Obertura de Candide
No es de extrañar que el musicalmente polifacético Bernstein conjugara su trabajo como director de orquesta con su creatividad como compositor, pianista, conferencista y pedagogo, esta última le permitió alcanzar a audiencias jóvenes con programas de televisión sobre música académica. Primero fue alumno y después asistente cercano a Koussevitzky en la Orquesta Sinfónica de Boston. Irrumpió en el podio con notable éxito a partir de un llamado de último minuto para suplir a Bruno Walter en la dirección de la Filarmónica de Nueva York en 1943. También incursionó en proyectos de teatro musical.
Tras su ópera de un acto “Trouble in Tahiti” (1952) y la musicalización de “Wonderful Town” (1953), en ese mismo año la dramaturga Lillian Hellman, de aguda crítica social y con quien Bernstein trabajaría después haciendo música incidental para “The Lark”, le propuso llevar al teatro musical una adaptación de “Candide” del escritor francés Voltaire (1694-1778), novela que casi 200 años atrás satirizaba sobre horrores de la época, como la crueldad de la Guerra de los Siete Años, el terremoto en Lisboa, la esclavitud, los castigos de la Inquisición a los herejes y doble moral de sus clérigos, entre otros temas. Para esos momentos, Hellman era observada por la misión persecutoria anticomunista del Comité de Actividades Americanas de la Cámara de Representantes en pleno Macartismo.
Con ciertos cambios en el equipo de escritores y el libreto atribuido a Hellman, terminaron la obra hasta 1956, cuando Bernstein componía “West Side Story”, una versión adaptada a la actualidad del clásico “Romeo y Julieta”. El compositor decidió entonces hacerla como una opereta cómica, en la que acabaría escribiendo letras para piezas cantables, sumadas a otras arias y dúos que la integran.

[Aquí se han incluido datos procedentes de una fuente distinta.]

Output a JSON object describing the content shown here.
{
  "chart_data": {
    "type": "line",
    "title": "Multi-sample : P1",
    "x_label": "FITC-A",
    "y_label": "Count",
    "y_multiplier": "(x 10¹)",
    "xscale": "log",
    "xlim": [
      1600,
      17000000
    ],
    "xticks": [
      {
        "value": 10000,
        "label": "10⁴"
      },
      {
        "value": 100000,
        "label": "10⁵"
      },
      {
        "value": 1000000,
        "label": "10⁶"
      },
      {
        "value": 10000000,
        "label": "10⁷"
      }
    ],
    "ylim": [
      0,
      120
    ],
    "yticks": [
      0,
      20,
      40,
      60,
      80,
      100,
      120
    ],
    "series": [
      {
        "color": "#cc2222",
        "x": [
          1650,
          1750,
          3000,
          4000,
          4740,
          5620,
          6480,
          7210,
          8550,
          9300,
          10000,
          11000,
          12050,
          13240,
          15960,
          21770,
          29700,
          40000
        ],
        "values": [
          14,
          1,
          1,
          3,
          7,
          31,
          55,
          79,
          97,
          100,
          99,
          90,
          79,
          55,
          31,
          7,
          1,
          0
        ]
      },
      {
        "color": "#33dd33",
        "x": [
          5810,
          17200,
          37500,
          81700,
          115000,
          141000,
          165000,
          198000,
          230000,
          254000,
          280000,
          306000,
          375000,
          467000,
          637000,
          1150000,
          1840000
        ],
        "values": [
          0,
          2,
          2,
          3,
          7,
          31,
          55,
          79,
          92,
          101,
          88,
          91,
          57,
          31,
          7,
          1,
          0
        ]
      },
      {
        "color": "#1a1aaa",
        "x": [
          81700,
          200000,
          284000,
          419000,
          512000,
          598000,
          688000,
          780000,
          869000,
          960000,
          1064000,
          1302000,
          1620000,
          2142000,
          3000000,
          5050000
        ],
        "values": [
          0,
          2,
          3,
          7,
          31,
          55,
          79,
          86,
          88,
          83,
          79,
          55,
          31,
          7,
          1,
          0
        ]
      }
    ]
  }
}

La obertura, pieza inicial de la presentación, posee una orquestación de unos cinco minutos.
La historia es sobre Cándido, joven ingenuo y optimista que habita en un castillo en Westfalia, educado por Pangloss, quien le enseña que vivía en “el mejor de los mundos posibles”, pero al salir no se encuentra con la bondad y honestidad, sino con una realidad trágica desastrosa, plagada de ambición y desventuras mientras viaja por el mundo. Al final, con su amada Cunegonda, recibe una lección de vida.
El estreno de la producción ocurrió el 1 de diciembre de 1956 en el entonces llamado Martin Beck Theater, en Broadway, sin mucho éxito con solo dos meses en cartelera. Poco después, la obertura como pieza independiente fue interpretada por primera ocasión en concierto el 26 de enero de 1957 por la Orquesta Filarmónica de Nueva York, bajo la dirección del propio Leonard Bernstein en el Carnegie Hall. La pieza se popularizó en el repertorio de orquestas alrededor del mundo y es una de las composiciones orquestales del estadounidense más interpretadas.
Reconocido por permanecer más de una década al frente de la Filarmónica de Nueva York, Bernstein compuso además partituras de ballets, varios otros musicales escénicos, tres sinfonías -una con temas bíblicos, otra con jazz y la última con temas litúrgicos judíos-, una obra coral y música cinematográfica.